Retinitis pigmentosa is a rare inherited disease which affects the photoreceptors of the retina. These cells (rods and cones) absorb the light energy and transmit the signal to other retinal cells, until the signal reaches special parts of the brain.
This disease affects mostly one type of photoreceptors, which are called rods and are activated at night and at mesopic conditions (low light conditions). Some gene's mutation leads to gradual death of the photosensitive cells and thereby cause loss of the peripheral visual field initially and later on loss of central vision also.
We can distinguish retinitis pigmentosa in two subcategories:
• Type 1: Night blindness early (children at the age of 10), due to rods cells loss and as a result, it leads to peripheral vision loss.
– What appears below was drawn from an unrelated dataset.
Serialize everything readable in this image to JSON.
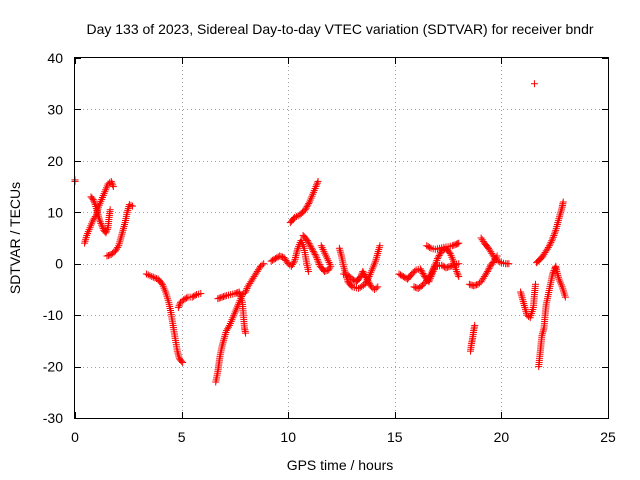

• Type 2: Night blindness appears at the adulthood and is characterized by loss of rods as well as cones sensitivity.
Retinitis Pigmentosa symptoms
At initial stages, retinitis pigmentosa causes nyctalopia (also called night blindness), which is represented as difficulty in low light conditions, since early age. A common symptom is the loss of the peripheral vision, due to destruction of retinal rods. Rods are located mostly in the peripheral retina, so there is a narrowing of the visual fiend. The patients describe this condition as seeing through a tube.
Later, the disease may affect also the other type of photoreceptors, which are called cones. These cells are located mostly in the central retina, in the macula lutea and are responsible for central and color vision. In most cases, patients retain for a long time adequate central vision. However, there is always a big risk of the cones destruction, resulting in reduction of visual acuity.